On 21 June 2010, the National Civil Police announced the arrests of eight gang members who were suspected of being involved in the massacre, three of whom were minors. On 8 November 2011, Juan Antonio Borja Alvarado and Éver Alexis Martínez were sentenced to 66 years imprisonment for their role in the massacre. Rafael García Barbero was also sentenced to 3 years imprisonment for being an accessory to the attack. On 27 September 2013, Gustavo Ernesto López Huezo was sentenced to 66 years and 8 months imprisonment for being the massacre's mastermind. He was convicted of aggravated homicide, attempted homicide, and aggravated damage. The court determined that López Huezo was the one responsible for forcing the driver to drive the bus to the site of the massacre, that he was the one that organized the procurement of the gasoline used in the massacre, and that he subsequently murdered the driver with a .38 revolver. "Crayola" was López Huezo's brother-in-law. In March 2016, Carlos Oswaldo Alvarado was sentenced to 410 years imprisonment for his role in setting the minibus on fire.
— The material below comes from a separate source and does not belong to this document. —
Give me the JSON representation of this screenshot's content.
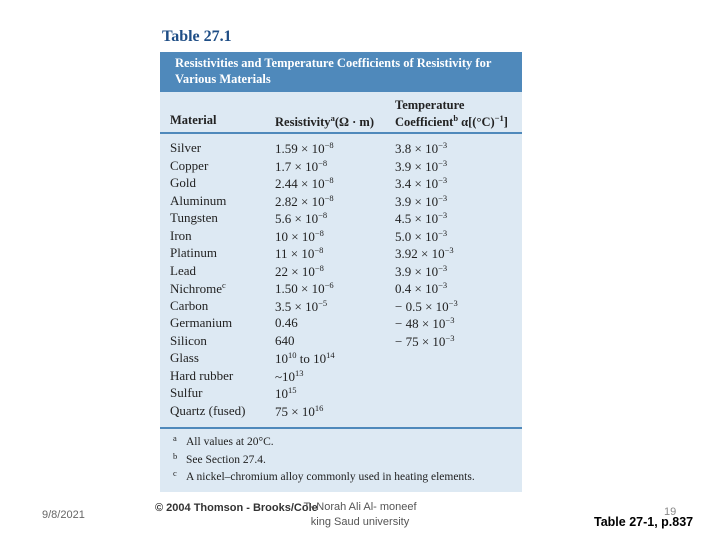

On 9 July 2021, the National Civil Police arrested four more gang members supposedly involved in the Mejicanos massacre. On 29 July 2025, Eduardo Enrique Rosales Mendoza, a Barrio 18 member arrested the day after the massacre who served 15 years imprisonment, was recaptured by the National Civil Police and charged with illicit association because of his involvement in the gang.

=== Similar attacks ===

In February 2011, Barrio 18 committed a similar attack on a bus that killed seven people. Salvadoran authorities believed that this attack was committed in order to prove the gang's worthiness to Los Zetas, a Mexican paramilitary group and drug cartel which was at the time expanding its operations into El Salvador. In April 2019, gang members shot at two minibuses in Mejicanos, injuring 4 people and forcing that bus route to briefly suspend operations.